Dealflow Triage

by Joey Tamer

www.joeytamer.com


Silicon Alley Reporter #24 Digital Coast Reporter #6


Boom times are beginning again. A critical mass of consumers now use the Internet. Thousands of grassroots start-ups are in development, writing business plans, and seeking funding. Established Internet companies are in the midst of high-powered strategic alliances and exit strategies through acquisitions or IPOs. Investors from seed capitalists to investment bankers are in play. Vice-presidents of business development are contacting one another daily. Content and community developers, portal sites, infrastructure companies and their attendant attorneys are busy.

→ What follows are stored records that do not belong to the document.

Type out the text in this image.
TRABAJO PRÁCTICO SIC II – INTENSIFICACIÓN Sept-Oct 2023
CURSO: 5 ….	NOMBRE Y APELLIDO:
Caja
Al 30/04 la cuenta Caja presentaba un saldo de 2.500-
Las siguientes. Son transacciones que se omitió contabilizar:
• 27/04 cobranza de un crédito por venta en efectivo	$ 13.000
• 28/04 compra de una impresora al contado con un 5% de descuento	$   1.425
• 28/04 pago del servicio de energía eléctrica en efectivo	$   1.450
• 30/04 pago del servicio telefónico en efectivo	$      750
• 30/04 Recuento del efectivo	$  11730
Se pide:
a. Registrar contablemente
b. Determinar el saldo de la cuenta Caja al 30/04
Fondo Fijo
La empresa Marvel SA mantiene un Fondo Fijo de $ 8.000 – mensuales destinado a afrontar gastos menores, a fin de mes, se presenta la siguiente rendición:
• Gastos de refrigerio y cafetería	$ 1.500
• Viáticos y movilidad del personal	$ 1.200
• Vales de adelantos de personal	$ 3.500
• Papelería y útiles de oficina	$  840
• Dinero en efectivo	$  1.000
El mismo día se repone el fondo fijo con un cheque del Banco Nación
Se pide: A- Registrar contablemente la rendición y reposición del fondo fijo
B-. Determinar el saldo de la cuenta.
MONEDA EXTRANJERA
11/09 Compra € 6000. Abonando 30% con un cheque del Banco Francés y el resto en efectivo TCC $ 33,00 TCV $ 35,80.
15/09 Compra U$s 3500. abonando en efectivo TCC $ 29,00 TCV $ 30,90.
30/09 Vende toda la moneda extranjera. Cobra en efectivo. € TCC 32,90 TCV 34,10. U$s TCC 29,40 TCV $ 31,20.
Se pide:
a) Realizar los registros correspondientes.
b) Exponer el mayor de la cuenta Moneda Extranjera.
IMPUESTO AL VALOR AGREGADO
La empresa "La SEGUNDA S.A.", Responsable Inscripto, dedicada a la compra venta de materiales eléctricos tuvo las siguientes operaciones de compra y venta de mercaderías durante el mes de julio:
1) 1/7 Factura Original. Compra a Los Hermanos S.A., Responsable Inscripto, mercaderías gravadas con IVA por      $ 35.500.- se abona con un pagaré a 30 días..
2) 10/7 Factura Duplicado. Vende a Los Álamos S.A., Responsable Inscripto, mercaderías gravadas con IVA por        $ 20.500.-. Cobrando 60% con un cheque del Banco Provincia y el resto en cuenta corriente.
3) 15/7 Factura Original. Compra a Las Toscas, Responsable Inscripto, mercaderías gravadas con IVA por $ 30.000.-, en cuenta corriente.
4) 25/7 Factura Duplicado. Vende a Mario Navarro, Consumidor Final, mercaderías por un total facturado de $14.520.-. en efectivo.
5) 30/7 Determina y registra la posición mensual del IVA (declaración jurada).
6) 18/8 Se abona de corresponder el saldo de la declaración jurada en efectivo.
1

We are starting up the ramp on the emerging technology cycle again (see Digital Coast Reporter, October 1998). The buzz increased its noise level in January of this year. The next couple of years -2000 and 2001- will be even more hyperactive, barring any widespread global financial crisis.

This is the good news. The bad news, contained in all this hyperactivity, is that individual dealflow (yours) can be lost, slowed, or killed if you cannot establish priority within the bandwidth and attention span of the dealmakers.

There are so many deals in development that simple deals between colleagues who have worked together before get trapped in this bandwidth overload. Valid deals get tabled and stalled. The CEOs and investors with whom I work ask only one thing from me: to extend their bandwidth in strategic thinking, negotiation, and dealmaking. Many complain that strategic alliances move smoothly for several weeks, and then the phone calls stop. It isnÕt from lack of interest; it's from lack of time, attention, bandwidth.

George Aposporos, Vice-President of Business Development at Amazon.com, says "In the Internet space, events are moving so quickly that business development executives are in a constant state of triage."

Your position within this triage can be leveraged.